I have never had any scalability problems. I have deployed 2000 computers all at once in the past for a previous employer. 

I usually just use the community. If you hop on IRC Channel, the Ansible channel, there are tons of people who are helping each other out all the time and helping the community grow. 

There is a lot of documentation on their website as well, which is unlike most tools out there. It is very thorough and detailed. It has how-tos and examples. You can even deep dive into Jinja and its more advanced features to understand what you're doing.

You install Ansible and are done. Even YUM or DNF installs, they are pretty easy to install. All the core modules support Python 3, so if you're moving to Python 3, it works. Python 2.7 is pretty much standard.

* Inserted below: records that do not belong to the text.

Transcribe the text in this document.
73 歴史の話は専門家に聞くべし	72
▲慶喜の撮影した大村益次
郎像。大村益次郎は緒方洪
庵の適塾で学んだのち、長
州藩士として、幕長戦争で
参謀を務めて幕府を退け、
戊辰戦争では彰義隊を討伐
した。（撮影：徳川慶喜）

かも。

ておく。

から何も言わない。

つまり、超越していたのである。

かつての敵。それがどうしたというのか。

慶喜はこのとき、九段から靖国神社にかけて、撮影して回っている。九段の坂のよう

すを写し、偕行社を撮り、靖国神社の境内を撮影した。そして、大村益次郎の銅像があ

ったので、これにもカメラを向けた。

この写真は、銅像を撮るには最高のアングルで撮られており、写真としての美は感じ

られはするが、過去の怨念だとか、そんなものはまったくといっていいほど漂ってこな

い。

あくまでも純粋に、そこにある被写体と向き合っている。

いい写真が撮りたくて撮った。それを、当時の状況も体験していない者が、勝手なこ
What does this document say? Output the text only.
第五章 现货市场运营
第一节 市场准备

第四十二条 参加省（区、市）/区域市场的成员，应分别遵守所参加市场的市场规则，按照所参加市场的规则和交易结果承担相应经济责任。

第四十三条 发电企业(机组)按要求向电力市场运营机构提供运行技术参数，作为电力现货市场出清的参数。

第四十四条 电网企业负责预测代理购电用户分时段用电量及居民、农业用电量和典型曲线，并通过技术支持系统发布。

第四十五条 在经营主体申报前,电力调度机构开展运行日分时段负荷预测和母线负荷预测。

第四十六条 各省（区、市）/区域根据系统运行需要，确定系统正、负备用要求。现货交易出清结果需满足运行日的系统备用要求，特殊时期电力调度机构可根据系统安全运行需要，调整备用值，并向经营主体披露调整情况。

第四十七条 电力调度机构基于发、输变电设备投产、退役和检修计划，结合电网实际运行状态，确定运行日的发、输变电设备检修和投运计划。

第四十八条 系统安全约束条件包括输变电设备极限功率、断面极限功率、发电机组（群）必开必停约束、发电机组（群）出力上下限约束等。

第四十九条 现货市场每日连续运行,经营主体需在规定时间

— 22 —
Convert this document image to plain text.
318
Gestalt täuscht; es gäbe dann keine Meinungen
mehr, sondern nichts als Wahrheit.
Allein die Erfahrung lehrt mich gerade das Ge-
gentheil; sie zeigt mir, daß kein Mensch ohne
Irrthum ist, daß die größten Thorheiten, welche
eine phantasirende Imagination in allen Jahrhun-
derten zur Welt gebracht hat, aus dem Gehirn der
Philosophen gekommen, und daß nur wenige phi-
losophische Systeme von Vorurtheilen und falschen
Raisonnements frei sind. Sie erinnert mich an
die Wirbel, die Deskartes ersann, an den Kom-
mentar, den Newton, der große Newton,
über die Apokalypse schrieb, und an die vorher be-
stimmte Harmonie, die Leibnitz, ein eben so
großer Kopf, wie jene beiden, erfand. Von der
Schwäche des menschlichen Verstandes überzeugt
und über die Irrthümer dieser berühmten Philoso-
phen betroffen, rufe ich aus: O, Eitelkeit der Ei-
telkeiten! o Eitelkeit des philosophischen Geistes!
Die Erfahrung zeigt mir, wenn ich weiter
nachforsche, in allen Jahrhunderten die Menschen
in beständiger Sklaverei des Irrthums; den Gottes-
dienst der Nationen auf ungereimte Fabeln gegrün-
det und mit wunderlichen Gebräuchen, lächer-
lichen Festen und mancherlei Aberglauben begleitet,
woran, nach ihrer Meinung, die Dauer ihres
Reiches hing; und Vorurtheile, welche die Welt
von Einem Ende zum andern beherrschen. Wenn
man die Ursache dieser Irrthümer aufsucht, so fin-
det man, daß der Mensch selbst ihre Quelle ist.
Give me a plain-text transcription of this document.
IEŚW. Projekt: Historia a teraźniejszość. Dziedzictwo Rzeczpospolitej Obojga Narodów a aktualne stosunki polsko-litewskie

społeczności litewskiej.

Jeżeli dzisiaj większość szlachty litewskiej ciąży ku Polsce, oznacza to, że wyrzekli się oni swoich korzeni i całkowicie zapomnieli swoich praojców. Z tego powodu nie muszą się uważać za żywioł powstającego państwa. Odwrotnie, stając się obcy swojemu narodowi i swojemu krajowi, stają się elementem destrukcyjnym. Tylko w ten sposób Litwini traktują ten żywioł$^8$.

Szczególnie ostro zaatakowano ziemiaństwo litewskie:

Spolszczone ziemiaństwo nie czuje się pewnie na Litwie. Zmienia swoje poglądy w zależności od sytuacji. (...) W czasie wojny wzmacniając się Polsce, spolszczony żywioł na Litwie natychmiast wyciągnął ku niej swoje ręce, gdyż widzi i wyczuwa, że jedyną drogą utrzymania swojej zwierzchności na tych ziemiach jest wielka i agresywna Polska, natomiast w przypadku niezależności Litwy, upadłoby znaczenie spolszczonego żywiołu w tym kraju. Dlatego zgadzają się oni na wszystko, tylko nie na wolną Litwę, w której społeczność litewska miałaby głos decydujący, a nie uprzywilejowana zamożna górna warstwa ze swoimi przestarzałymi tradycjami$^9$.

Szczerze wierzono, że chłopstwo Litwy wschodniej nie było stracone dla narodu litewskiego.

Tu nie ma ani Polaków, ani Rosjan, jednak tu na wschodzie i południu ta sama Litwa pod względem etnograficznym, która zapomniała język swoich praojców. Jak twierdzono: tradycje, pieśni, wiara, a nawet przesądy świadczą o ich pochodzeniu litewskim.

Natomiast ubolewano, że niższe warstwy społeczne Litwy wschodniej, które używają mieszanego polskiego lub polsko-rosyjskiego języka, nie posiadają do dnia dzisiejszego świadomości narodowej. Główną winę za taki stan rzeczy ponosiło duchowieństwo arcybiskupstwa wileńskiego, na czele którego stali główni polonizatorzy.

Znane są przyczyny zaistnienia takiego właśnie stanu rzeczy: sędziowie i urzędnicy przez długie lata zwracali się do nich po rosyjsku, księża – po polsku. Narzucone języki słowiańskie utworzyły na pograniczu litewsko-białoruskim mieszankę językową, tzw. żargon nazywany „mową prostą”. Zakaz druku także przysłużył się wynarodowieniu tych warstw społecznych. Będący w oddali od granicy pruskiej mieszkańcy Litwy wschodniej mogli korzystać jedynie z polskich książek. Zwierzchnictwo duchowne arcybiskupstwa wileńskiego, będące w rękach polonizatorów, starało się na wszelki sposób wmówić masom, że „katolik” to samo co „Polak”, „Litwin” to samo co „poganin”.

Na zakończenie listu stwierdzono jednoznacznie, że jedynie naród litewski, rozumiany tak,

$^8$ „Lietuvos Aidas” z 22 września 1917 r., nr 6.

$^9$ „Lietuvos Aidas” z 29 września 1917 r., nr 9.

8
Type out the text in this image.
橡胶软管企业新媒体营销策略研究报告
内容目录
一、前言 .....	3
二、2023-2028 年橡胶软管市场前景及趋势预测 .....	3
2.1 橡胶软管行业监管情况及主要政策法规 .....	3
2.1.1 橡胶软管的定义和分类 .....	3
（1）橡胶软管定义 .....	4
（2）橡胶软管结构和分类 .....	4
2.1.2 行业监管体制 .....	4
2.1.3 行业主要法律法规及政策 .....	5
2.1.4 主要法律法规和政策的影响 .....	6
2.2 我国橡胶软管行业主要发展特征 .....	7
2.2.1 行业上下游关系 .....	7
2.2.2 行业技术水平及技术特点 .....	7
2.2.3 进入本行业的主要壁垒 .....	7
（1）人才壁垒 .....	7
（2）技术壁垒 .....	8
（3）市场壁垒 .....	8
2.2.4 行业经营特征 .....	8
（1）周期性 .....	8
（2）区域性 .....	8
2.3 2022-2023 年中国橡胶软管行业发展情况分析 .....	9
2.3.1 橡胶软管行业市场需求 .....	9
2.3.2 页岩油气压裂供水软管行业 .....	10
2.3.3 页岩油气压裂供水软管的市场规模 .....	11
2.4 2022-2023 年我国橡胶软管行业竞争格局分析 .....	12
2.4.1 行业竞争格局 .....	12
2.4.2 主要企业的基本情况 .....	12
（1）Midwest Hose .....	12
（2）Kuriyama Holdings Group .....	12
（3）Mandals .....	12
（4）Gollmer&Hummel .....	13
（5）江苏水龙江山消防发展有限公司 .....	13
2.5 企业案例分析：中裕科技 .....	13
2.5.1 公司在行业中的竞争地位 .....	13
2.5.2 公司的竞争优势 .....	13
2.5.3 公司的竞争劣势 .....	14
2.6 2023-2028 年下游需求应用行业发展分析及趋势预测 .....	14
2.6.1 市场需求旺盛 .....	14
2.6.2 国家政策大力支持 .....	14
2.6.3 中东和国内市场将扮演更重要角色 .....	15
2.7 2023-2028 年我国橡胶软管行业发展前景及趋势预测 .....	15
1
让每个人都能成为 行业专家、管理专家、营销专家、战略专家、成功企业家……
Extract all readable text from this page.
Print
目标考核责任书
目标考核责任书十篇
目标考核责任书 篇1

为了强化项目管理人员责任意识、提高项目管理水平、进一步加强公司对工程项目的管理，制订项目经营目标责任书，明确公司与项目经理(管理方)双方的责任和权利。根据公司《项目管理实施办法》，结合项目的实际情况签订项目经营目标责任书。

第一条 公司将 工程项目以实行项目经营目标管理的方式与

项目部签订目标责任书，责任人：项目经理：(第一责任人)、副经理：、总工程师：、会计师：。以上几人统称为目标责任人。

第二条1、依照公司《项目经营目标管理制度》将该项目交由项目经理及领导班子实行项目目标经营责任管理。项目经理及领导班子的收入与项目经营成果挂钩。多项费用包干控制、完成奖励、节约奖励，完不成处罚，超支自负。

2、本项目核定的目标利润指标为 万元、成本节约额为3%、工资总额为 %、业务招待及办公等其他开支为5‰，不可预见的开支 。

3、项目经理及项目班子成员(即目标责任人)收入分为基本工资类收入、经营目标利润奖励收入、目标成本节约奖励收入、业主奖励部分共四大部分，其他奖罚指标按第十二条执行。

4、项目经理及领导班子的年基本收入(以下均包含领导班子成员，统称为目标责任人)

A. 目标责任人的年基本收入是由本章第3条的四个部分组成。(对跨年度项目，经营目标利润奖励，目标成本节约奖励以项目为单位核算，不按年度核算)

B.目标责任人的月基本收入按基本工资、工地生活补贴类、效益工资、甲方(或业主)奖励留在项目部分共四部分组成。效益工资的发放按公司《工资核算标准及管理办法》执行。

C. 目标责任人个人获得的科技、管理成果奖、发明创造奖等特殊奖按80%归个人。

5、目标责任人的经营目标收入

I was a very big Bash script guy years ago on automating deployments. Then, I moved into Puppet. I did Puppet for a few years, and was very involved in the community there as well. After that, I moved over to SaltStack. The design of SaltStack was a bit complicated, as it felt very split brain. So, I did that for about six months, then I decided to look more at Ansible, which I dabbled with for about two years before I started using it. It was a little complicated to use as the action system was weird, but they have over come a lot of those issues. Now, the Ansible modules are simple and easy to use, so I moved to Ansible and haven't changed since then.

It simplifies everything. You can see what is happening actively on your screen. Now, with Tower and AWX, you are able to see the output afterwards. You can set up cron through the web interface and see what happens.